Думать о предстоящем вечере не хотелось.
«Выпью снотворного и лягу спать», — обреченно решила Таня, поднимаясь в лифте на свой этаж.
Двери лифта поехали в стороны, и она остановилась, потому что пройти к ее квартире не было возможности. Около ее двери стоял стул, а на стуле сидел Степан с планшетом в руках.
Он посмотрел на нее снизу вверх, лениво поднялся, подошел и устало спросил:
— Как поработала?
— Нормально, — кивнула Таня.
Кажется, он хотел ее обнять, но передумал и предположил:
— Это все из-за Влады?
Таня вздохнула, по-старушечьи покивала головой, отвела глаза.
— У тебя с ней все продолжается.
— Нет, — зло ответил он.
— Степа, перестань! У тебя с ней…
— У меня с ней все кончилось еще до тебя!
Этажом ниже хлопнула дверь, послышались голоса.
Они оба напряженно замолчали. Зашумел лифт, голоса отдалились.
Степан хотел что-то сказать, но передумал, обнял ее наконец, и Таня поняла, что он устал и измучился. Ей стало жаль его и жаль себя, и она тихо заплакала, уткнувшись носом в его свитер.
Все остальное он говорил потом. Он говорил то, чего Таня так долго ждала, и недавняя ревность казалась ей глупой и совсем давней, ненастоящей.

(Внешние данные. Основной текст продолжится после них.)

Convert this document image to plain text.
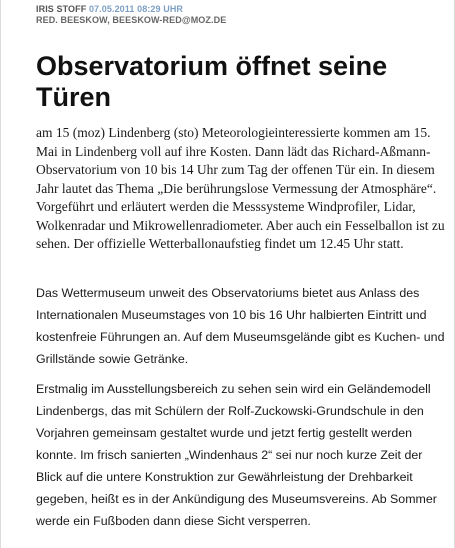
IRIS STOFF 07.05.2011 08:29 UHR
RED. BEESKOW, BEESKOW-RED@MOZ.DE
Observatorium öffnet seine Türen

am 15 (moz) Lindenberg (sto) Meteorologieinteressierte kommen am 15. Mai in Lindenberg voll auf ihre Kosten. Dann lädt das Richard-Aßmann-Observatorium von 10 bis 14 Uhr zum Tag der offenen Tür ein. In diesem Jahr lautet das Thema „Die berührungslose Vermessung der Atmosphäre“. Vorgeführt und erläutert werden die Messsysteme Windprofiler, Lidar, Wolkenradar und Mikrowellenradiometer. Aber auch ein Fesselballon ist zu sehen. Der offizielle Wetterballonaufstieg findet um 12.45 Uhr statt.

Das Wettermuseum unweit des Observatoriums bietet aus Anlass des Internationalen Museumstages von 10 bis 16 Uhr halbierten Eintritt und kostenfreie Führungen an. Auf dem Museumsgelände gibt es Kuchen- und Grillstände sowie Getränke.

Erstmalig im Ausstellungsbereich zu sehen sein wird ein Geländemodell Lindenbergs, das mit Schülern der Rolf-Zuckowski-Grundschule in den Vorjahren gemeinsam gestaltet wurde und jetzt fertig gestellt werden konnte. Im frisch sanierten „Windenhaus 2“ sei nur noch kurze Zeit der Blick auf die untere Konstruktion zur Gewährleistung der Drehbarkeit gegeben, heißt es in der Ankündigung des Museumsvereins. Ab Sommer werde ein Fußboden dann diese Sicht versperren.
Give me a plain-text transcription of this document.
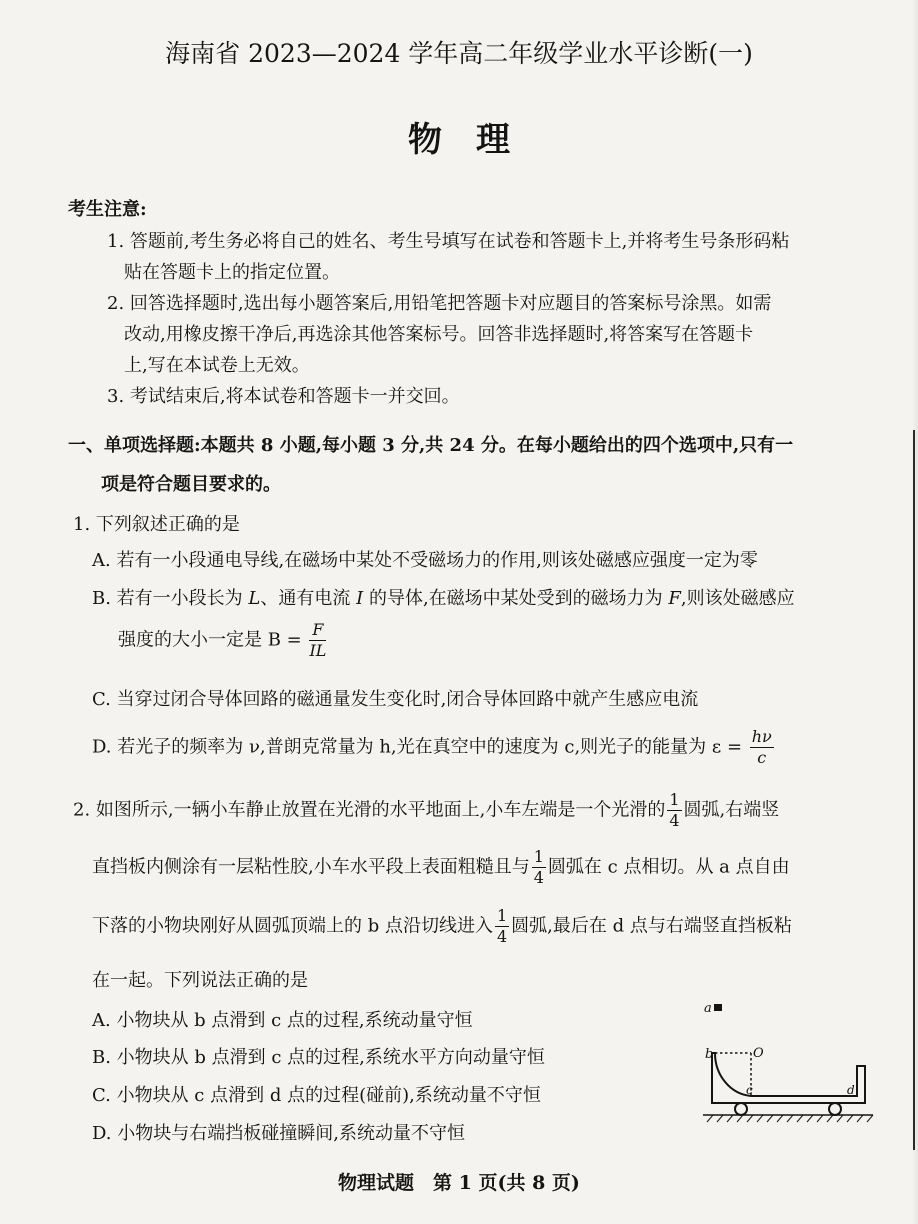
海南省 2023—2024 学年高二年级学业水平诊断(一)
物理
考生注意:
1. 答题前,考生务必将自己的姓名、考生号填写在试卷和答题卡上,并将考生号条形码粘
贴在答题卡上的指定位置。
2. 回答选择题时,选出每小题答案后,用铅笔把答题卡对应题目的答案标号涂黑。如需
改动,用橡皮擦干净后,再选涂其他答案标号。回答非选择题时,将答案写在答题卡
上,写在本试卷上无效。
3. 考试结束后,将本试卷和答题卡一并交回。
一、单项选择题:本题共 8 小题,每小题 3 分,共 24 分。在每小题给出的四个选项中,只有一
项是符合题目要求的。
1. 下列叙述正确的是
A. 若有一小段通电导线,在磁场中某处不受磁场力的作用,则该处磁感应强度一定为零
B. 若有一小段长为 L、通有电流 I 的导体,在磁场中某处受到的磁场力为 F,则该处磁感应
强度的大小一定是 $B = \frac{F}{IL}$
C. 当穿过闭合导体回路的磁通量发生变化时,闭合导体回路中就产生感应电流
D. 若光子的频率为 ν,普朗克常量为 h,光在真空中的速度为 c,则光子的能量为 $\varepsilon = \frac{h\nu}{c}$
2. 如图所示,一辆小车静止放置在光滑的水平地面上,小车左端是一个光滑的 $\frac{1}{4}$ 圆弧,右端竖
直挡板内侧涂有一层粘性胶,小车水平段上表面粗糙且与 $\frac{1}{4}$ 圆弧在 c 点相切。从 a 点自由
下落的小物块刚好从圆弧顶端上的 b 点沿切线进入 $\frac{1}{4}$ 圆弧,最后在 d 点与右端竖直挡板粘
在一起。下列说法正确的是
A. 小物块从 b 点滑到 c 点的过程,系统动量守恒
B. 小物块从 b 点滑到 c 点的过程,系统水平方向动量守恒
C. 小物块从 c 点滑到 d 点的过程(碰前),系统动量不守恒
D. 小物块与右端挡板碰撞瞬间,系统动量不守恒
a
b	O
c	d
物理试题　第 1 页(共 8 页)
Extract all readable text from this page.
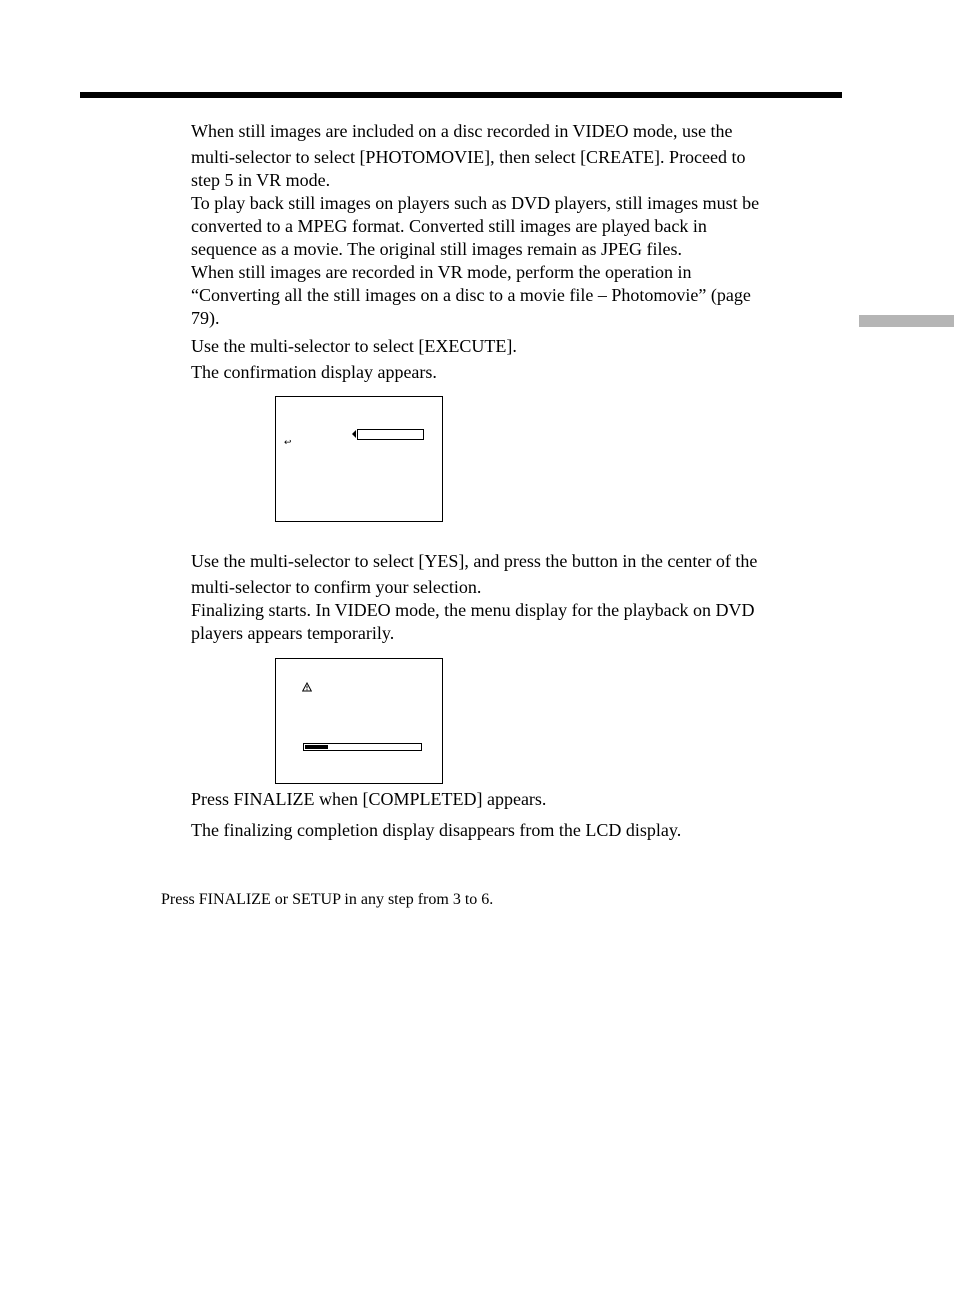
When still images are included on a disc recorded in VIDEO mode, use the
multi-selector to select [PHOTOMOVIE], then select [CREATE]. Proceed to
step 5 in VR mode.
To play back still images on players such as DVD players, still images must be
converted to a MPEG format. Converted still images are played back in
sequence as a movie. The original still images remain as JPEG files.
When still images are recorded in VR mode, perform the operation in
“Converting all the still images on a disc to a movie file – Photomovie” (page
79).
Use the multi-selector to select [EXECUTE].
The confirmation display appears.
↩
Use the multi-selector to select [YES], and press the button in the center of the
multi-selector to confirm your selection.
Finalizing starts. In VIDEO mode, the menu display for the playback on DVD
players appears temporarily.
Press FINALIZE when [COMPLETED] appears.
The finalizing completion display disappears from the LCD display.
Press FINALIZE or SETUP in any step from 3 to 6.
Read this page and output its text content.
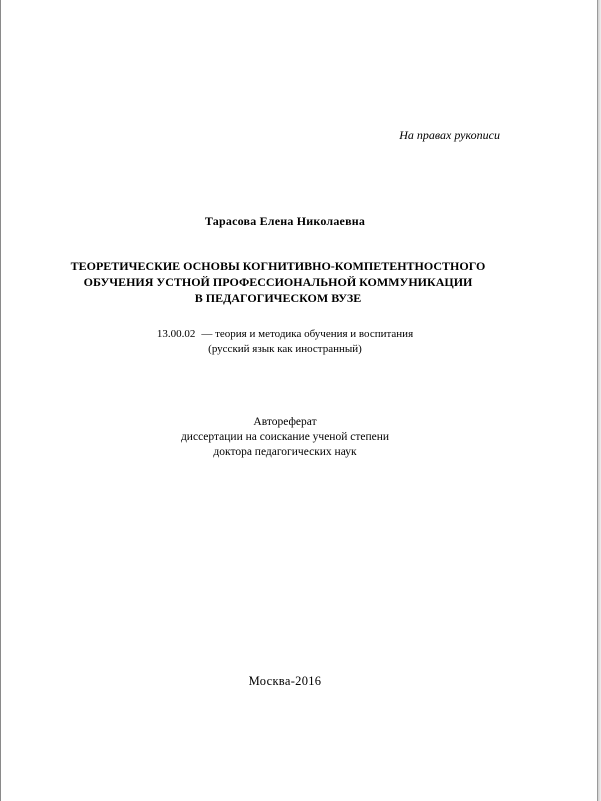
На правах рукописи
Тарасова Елена Николаевна
ТЕОРЕТИЧЕСКИЕ ОСНОВЫ КОГНИТИВНО-КОМПЕТЕНТНОСТНОГО
ОБУЧЕНИЯ УСТНОЙ ПРОФЕССИОНАЛЬНОЙ КОММУНИКАЦИИ
В ПЕДАГОГИЧЕСКОМ ВУЗЕ
13.00.02 — теория и методика обучения и воспитания
(русский язык как иностранный)
Автореферат
диссертации на соискание ученой степени
доктора педагогических наук
Москва-2016
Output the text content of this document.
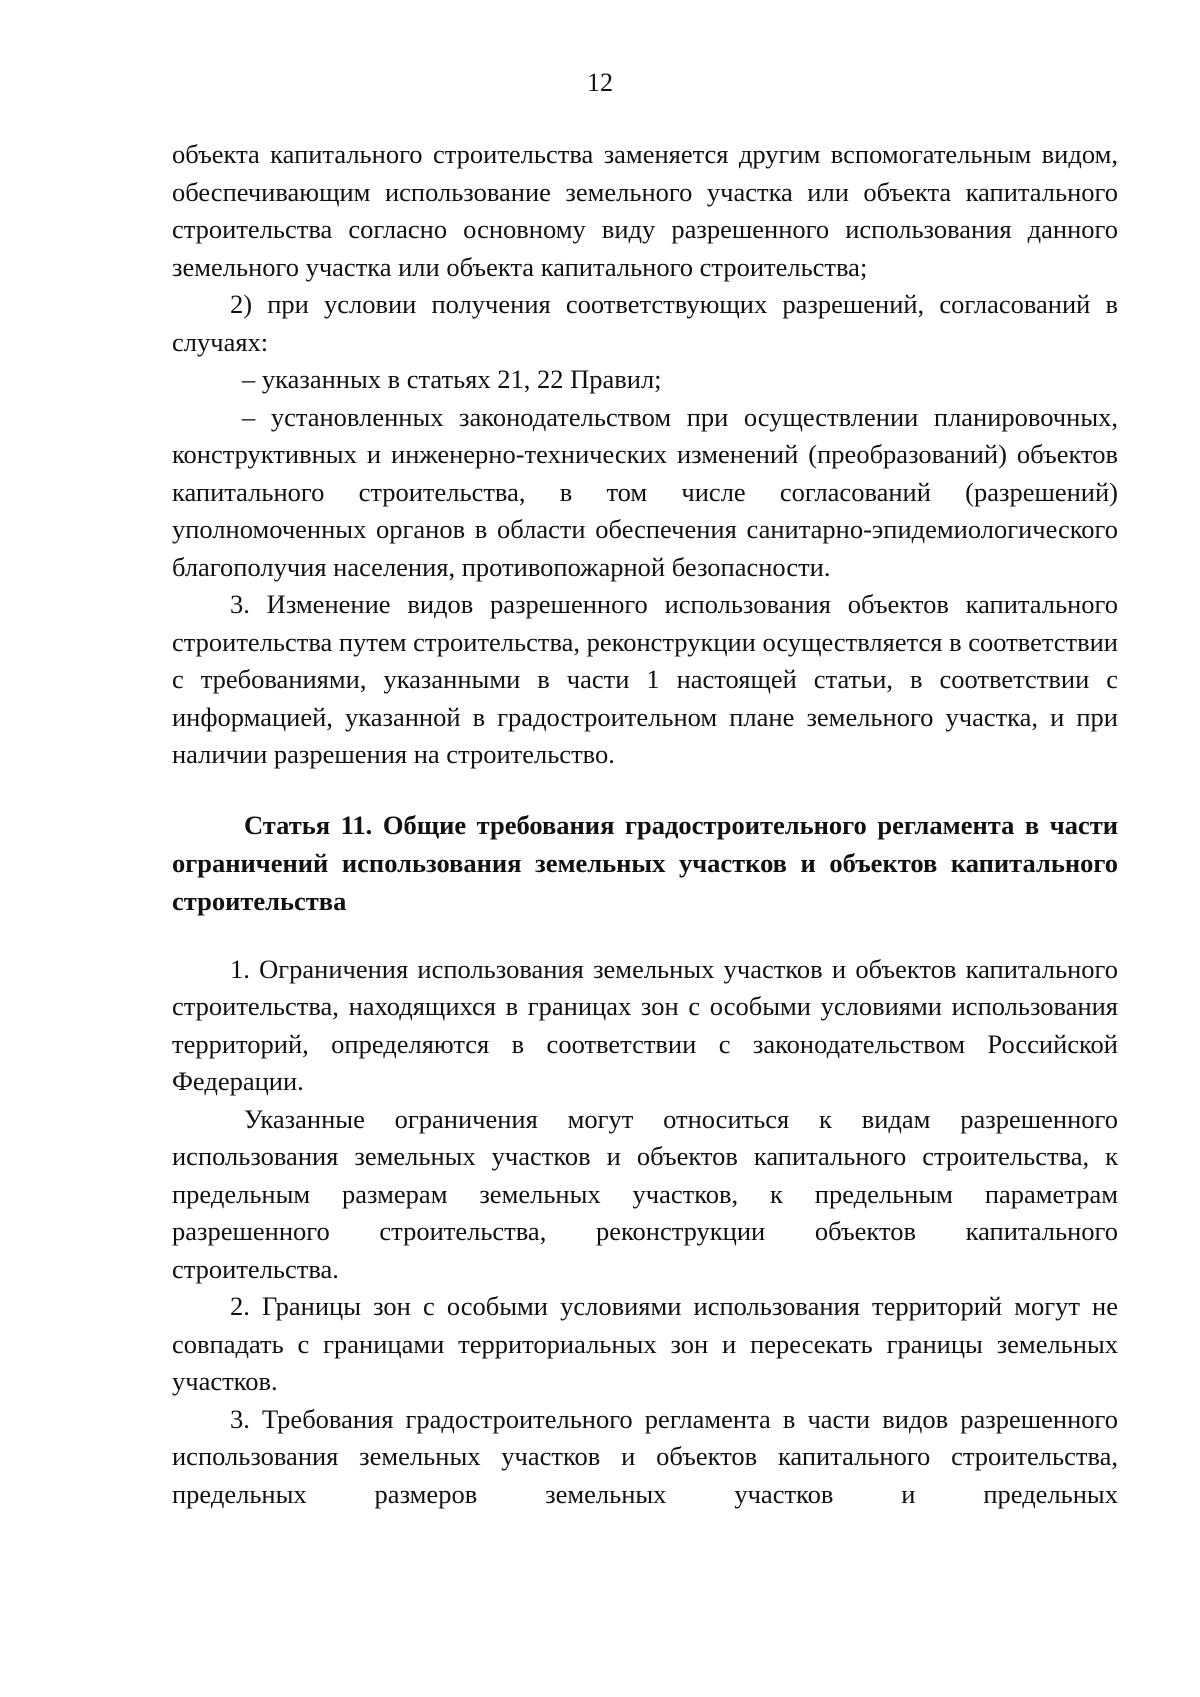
12

объекта капитального строительства заменяется другим вспомогательным видом, обеспечивающим использование земельного участка или объекта капитального строительства согласно основному виду разрешенного использования данного земельного участка или объекта капитального строительства;

2) при условии получения соответствующих разрешений, согласований в случаях:

– указанных в статьях 21, 22 Правил;

– установленных законодательством при осуществлении планировочных, конструктивных и инженерно-технических изменений (преобразований) объектов капитального строительства, в том числе согласований (разрешений) уполномоченных органов в области обеспечения санитарно-эпидемиологического благополучия населения, противопожарной безопасности.

3. Изменение видов разрешенного использования объектов капитального строительства путем строительства, реконструкции осуществляется в соответствии с требованиями, указанными в части 1 настоящей статьи, в соответствии с информацией, указанной в градостроительном плане земельного участка, и при наличии разрешения на строительство.

Статья 11. Общие требования градостроительного регламента в части ограничений использования земельных участков и объектов капитального строительства

1. Ограничения использования земельных участков и объектов капитального строительства, находящихся в границах зон с особыми условиями использования территорий, определяются в соответствии с законодательством Российской Федерации.

Указанные ограничения могут относиться к видам разрешенного использования земельных участков и объектов капитального строительства, к предельным размерам земельных участков, к предельным параметрам разрешенного строительства, реконструкции объектов капитального строительства.

2. Границы зон с особыми условиями использования территорий могут не совпадать с границами территориальных зон и пересекать границы земельных участков.

3. Требования градостроительного регламента в части видов разрешенного использования земельных участков и объектов капитального строительства, предельных размеров земельных участков и предельных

— У меня с Владой ничего нет и никогда не будет, — говорил Степан, прижимая Таню к своему плечу. — И вообще, я не хочу больше о ней слышать.
— Но ты же занимаешься ее делами, — возразила Таня.
Лежать на его плече ей было неудобно. Она поерзала, переместилась головой на грудь. Подумала и, приподнявшись, посмотрела на него сверху.
— Больше не буду, — пообещал он и улыбнулся.
— Почему?
— Потому что твое спокойствие для меня дороже.
Теперь он знает, что она ревнивая дура. Ужас!
Таня снова легла и мрачно сказала:
— Нет уж. Помогай ей дальше. А то ее убьют, а я буду виновата.
— Не убьют.
— Степа, я хочу, чтобы ты продолжал заниматься ее делами. Я правда этого хочу. Она мне ужасно не нравится, но я точно знаю, что, если ты сейчас ее бросишь, мы оба с тобой будем виноваты. Это будет непорядочно, понимаешь? Ты ведь и сам лезешь в ее дела, потому что бросить Владу одну сейчас просто непорядочно. Правда?
— Не знаю, — честно сказал Дробышев. — Мне все время кажется, что меня дурачат. Только я не пойму, кто.
— Кто? — глупо спросила Таня.
— Да не понимаю я! И это мне не нравится.
Он нахмурился, и она снова легла ему на грудь.
— Тань, ты больше не дури, — попросил он. — А то я умру. От инфаркта.
— Инфаркта просто так не бывает, — улыбнулась она. — У тебя здоровое сердце и еще много лет впереди.
— У нас много лет впереди, — поправил он. — Без тебя мне ничего не нужно.
— Степа, — Таня помолчала и вздохнула. — Ты меня любишь?
Этого нельзя было спрашивать. Это совершенно неправильно. Нужно было ждать, когда он сам скажет. А теперь он будет думать, что она ему навязывается.
— Я без тебя жить не могу. — Дробышев покрепче ее прижал правой рукой. — Я вчера попробовал, и мне не понравилось.
Нужно было радоваться, но Таня отчего-то опять заплакала. До сегодняшнего вечера она не плакала очень давно и думала, что навсегда разучилась это делать.
Дана позвонила, когда Влада ненадолго задремала. Утренняя поездка утомила. Это плохо, это говорит об общей усталости. Раньше Влада ничего утомительного в поездке не нашла бы.